HESI RN
Mental Health HESI Quizlet
1. A male client tells the RN that he does not want to take the atypical antipsychotic drug, olanzapine (Zyprexa), because of the side effects he experienced when he took it previously. Which statement is best for the RN to provide?
- A. The medication has side effects, but they are manageable.
- B. If you refuse the medication, you will be restrained.
- C. The doctor will try another medication if this one is not effective.
- D. It is important to take the medication as prescribed for it to be effective.
Correct answer: A
Rationale: It is essential for the nurse to address the client's concerns about the side effects of the medication. By acknowledging the side effects and reassuring the client that they are manageable, the nurse empowers the client to make an informed decision about their treatment. This approach fosters trust between the client and the healthcare provider, promotes open communication, and supports treatment adherence. Choices B and D are not appropriate as they do not address the client's specific concern about the side effects or offer constructive support. Choice C is premature as switching medications should be considered after exploring ways to manage the side effects of the current medication.
2. The client is preparing to discontinue the use of a sedative-hypnotic medication. Which instruction should the nurse include?
- A. “You may experience withdrawal symptoms; these are usually mild.”
- B. “The medication will need to be gradually tapered off.”
- C. “You should increase your caffeine intake to stay alert.”
- D. “There should be no change in your sleep patterns during discontinuation.”
Correct answer: B
Rationale: When discontinuing sedative-hypnotic medications, it is crucial to gradually taper them off to prevent withdrawal symptoms. Choice A is incorrect because withdrawal symptoms can be severe, not always mild. Choice C is incorrect as increasing caffeine intake can exacerbate sleep disturbances. Choice D is incorrect because changes in sleep patterns are expected during discontinuation of sedative-hypnotic medications.
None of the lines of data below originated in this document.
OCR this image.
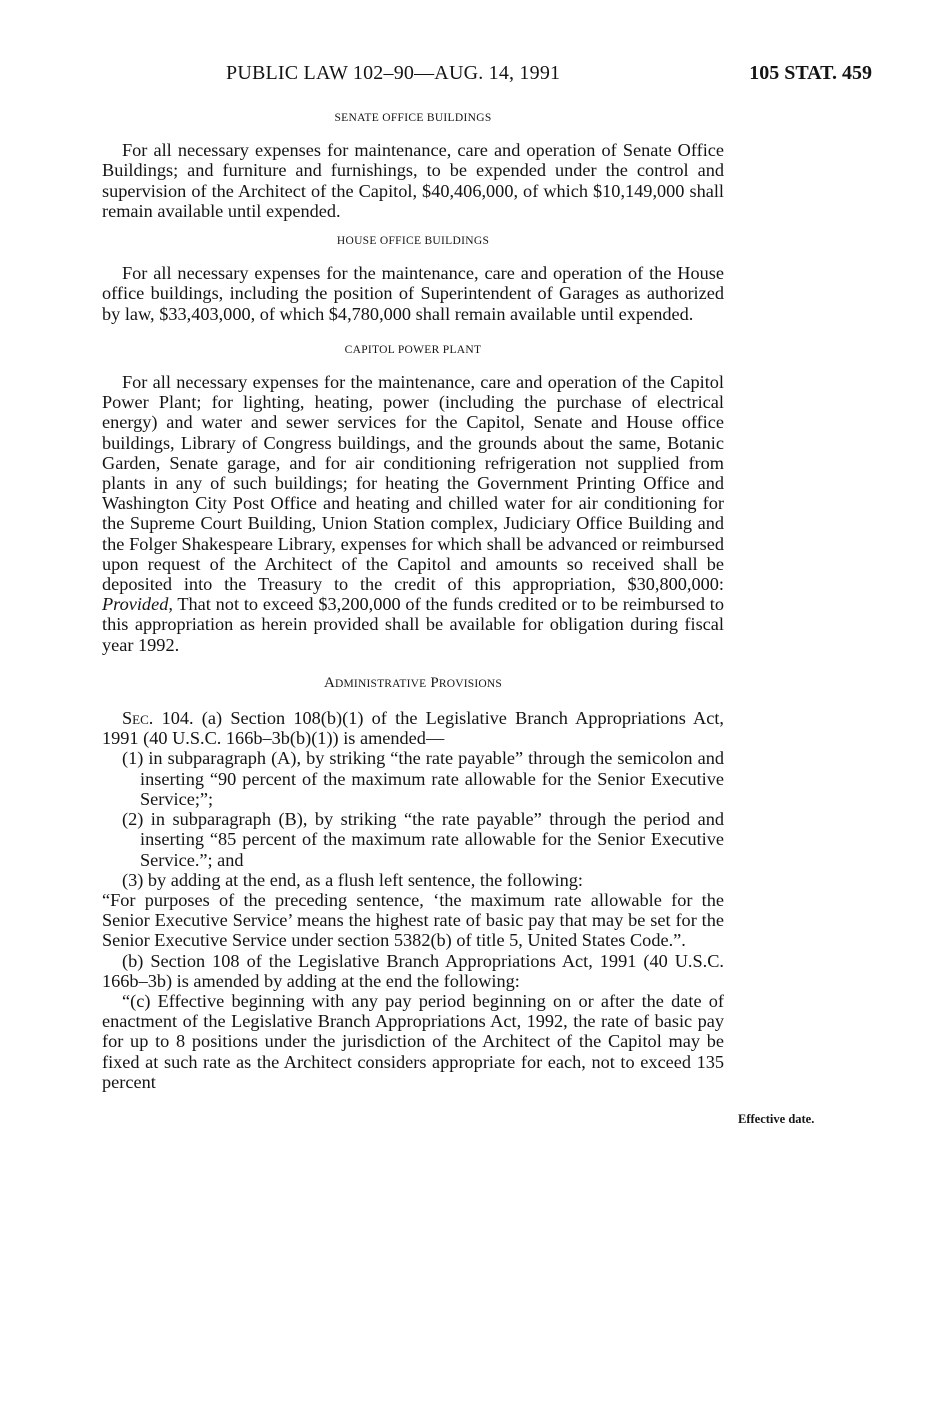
PUBLIC LAW 102–90—AUG. 14, 1991	105 STAT. 459
SENATE OFFICE BUILDINGS

For all necessary expenses for maintenance, care and operation of Senate Office Buildings; and furniture and furnishings, to be expended under the control and supervision of the Architect of the Capitol, $40,406,000, of which $10,149,000 shall remain available until expended.

HOUSE OFFICE BUILDINGS

For all necessary expenses for the maintenance, care and operation of the House office buildings, including the position of Superintendent of Garages as authorized by law, $33,403,000, of which $4,780,000 shall remain available until expended.

CAPITOL POWER PLANT

For all necessary expenses for the maintenance, care and operation of the Capitol Power Plant; for lighting, heating, power (including the purchase of electrical energy) and water and sewer services for the Capitol, Senate and House office buildings, Library of Congress buildings, and the grounds about the same, Botanic Garden, Senate garage, and for air conditioning refrigeration not supplied from plants in any of such buildings; for heating the Government Printing Office and Washington City Post Office and heating and chilled water for air conditioning for the Supreme Court Building, Union Station complex, Judiciary Office Building and the Folger Shakespeare Library, expenses for which shall be advanced or reimbursed upon request of the Architect of the Capitol and amounts so received shall be deposited into the Treasury to the credit of this appropriation, $30,800,000: Provided, That not to exceed $3,200,000 of the funds credited or to be reimbursed to this appropriation as herein provided shall be available for obligation during fiscal year 1992.

ADMINISTRATIVE PROVISIONS

Sec. 104. (a) Section 108(b)(1) of the Legislative Branch Appropriations Act, 1991 (40 U.S.C. 166b–3b(b)(1)) is amended—

(1) in subparagraph (A), by striking “the rate payable” through the semicolon and inserting “90 percent of the maximum rate allowable for the Senior Executive Service;”;

(2) in subparagraph (B), by striking “the rate payable” through the period and inserting “85 percent of the maximum rate allowable for the Senior Executive Service.”; and

(3) by adding at the end, as a flush left sentence, the following:

“For purposes of the preceding sentence, ‘the maximum rate allowable for the Senior Executive Service’ means the highest rate of basic pay that may be set for the Senior Executive Service under section 5382(b) of title 5, United States Code.”.

(b) Section 108 of the Legislative Branch Appropriations Act, 1991 (40 U.S.C. 166b–3b) is amended by adding at the end the following:

“(c) Effective beginning with any pay period beginning on or after the date of enactment of the Legislative Branch Appropriations Act, 1992, the rate of basic pay for up to 8 positions under the jurisdiction of the Architect of the Capitol may be fixed at such rate as the Architect considers appropriate for each, not to exceed 135 percent

Effective date.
3. A middle-aged adult with major depressive disorder suffers from psychomotor retardation, hypersomnia, and lack of motivation. Which intervention is likely to be most effective in returning this client to a normal level of functioning?
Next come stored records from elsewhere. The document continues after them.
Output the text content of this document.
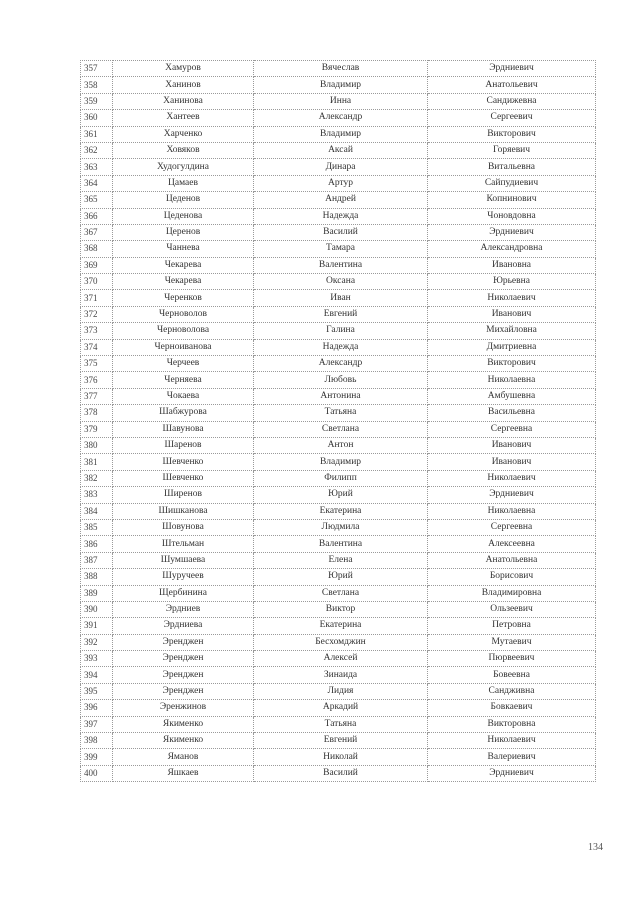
357	Хамуров	Вячеслав	Эрдниевич
358	Ханинов	Владимир	Анатольевич
359	Ханинова	Инна	Сандижевна
360	Хантеев	Александр	Сергеевич
361	Харченко	Владимир	Викторович
362	Ховяков	Аксай	Горяевич
363	Худогулдина	Динара	Витальевна
364	Цамаев	Артур	Сайпудиевич
365	Цеденов	Андрей	Копнинович
366	Цеденова	Надежда	Чоновдовна
367	Церенов	Василий	Эрдниевич
368	Чаннева	Тамара	Александровна
369	Чекарева	Валентина	Ивановна
370	Чекарева	Оксана	Юрьевна
371	Черенков	Иван	Николаевич
372	Черноволов	Евгений	Иванович
373	Черноволова	Галина	Михайловна
374	Черноиванова	Надежда	Дмитриевна
375	Черчеев	Александр	Викторович
376	Черняева	Любовь	Николаевна
377	Чокаева	Антонина	Амбушевна
378	Шабжурова	Татьяна	Васильевна
379	Шавунова	Светлана	Сергеевна
380	Шаренов	Антон	Иванович
381	Шевченко	Владимир	Иванович
382	Шевченко	Филипп	Николаевич
383	Ширенов	Юрий	Эрдниевич
384	Шишканова	Екатерина	Николаевна
385	Шовунова	Людмила	Сергеевна
386	Штельман	Валентина	Алексеевна
387	Шумшаева	Елена	Анатольевна
388	Шуручеев	Юрий	Борисович
389	Щербинина	Светлана	Владимировна
390	Эрдниев	Виктор	Ользеевич
391	Эрдниева	Екатерина	Петровна
392	Эренджен	Бесхомджин	Мутаевич
393	Эренджен	Алексей	Пюрвеевич
394	Эренджен	Зинаида	Бовеевна
395	Эренджен	Лидия	Сандживна
396	Эренжинов	Аркадий	Бовкаевич
397	Якименко	Татьяна	Викторовна
398	Якименко	Евгений	Николаевич
399	Яманов	Николай	Валериевич
400	Яшкаев	Василий	Эрдниевич
134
- A. Provide education on methods to enhance sleep.
- B. Teach the client to develop a plan for daily structured activities.
- C. Suggest that the client develop a list of pleasurable activities.
- D. Encourage the client to exercise.
Correct answer: B
Rationale: Teaching the client to develop a plan for daily structured activities is the most effective intervention in this scenario. This intervention helps address psychomotor retardation and enhances motivation and functioning. By structuring the client's day, it can provide a sense of purpose, routine, and accomplishment. Option A, providing education on methods to enhance sleep, may be helpful but does not directly address the client's overall functioning. Option C, suggesting the client develop a list of pleasurable activities, may provide temporary relief but may not address the core symptoms of major depressive disorder. Option D, encouraging the client to exercise, can be beneficial, but in this case, addressing the lack of structure and motivation through a daily plan is more appropriate.
4. A male client with schizophrenia is admitted to the mental health unit after abruptly stopping his prescription for ziprasidone (Geodon) one month ago. Which question is most important for the nurse to ask the client?
- A. Have you lost interest in activities you used to enjoy?
- B. Has your ability to think or concentrate decreased?
- C. How many consecutive hours do you sleep at night?
- D. Do you hear sounds or voices that others do not hear?
Correct answer: D
Rationale: Inquiring about hallucinations is crucial for assessing the return of psychotic symptoms due to discontinuation of antipsychotic medication. Hearing sounds or voices that others do not hear can indicate the presence of auditory hallucinations, a common symptom in schizophrenia. Choices A, B, and C are important aspects to assess in clients with schizophrenia, but in this scenario, the priority is to determine if the client is experiencing hallucinations, which can be a sign of worsening psychotic symptoms.
5. When preparing to administer a prescribed medication to a homeless male at a community psychiatric clinic, the client tells the nurse that he usually takes a different dosage. What action should the nurse take?
- A. Tell him to take the medication then verify the dosage at the next healthcare team meeting.
- B. Withhold the medication until the dosage can be confirmed.
- C. Inform him that he may refuse the medication and document whether or not he takes it.
- D. Explain to the client that the dosage has been changed.
Correct answer: B
Rationale: Withholding the medication until the dosage can be confirmed ensures patient safety and accuracy in treatment.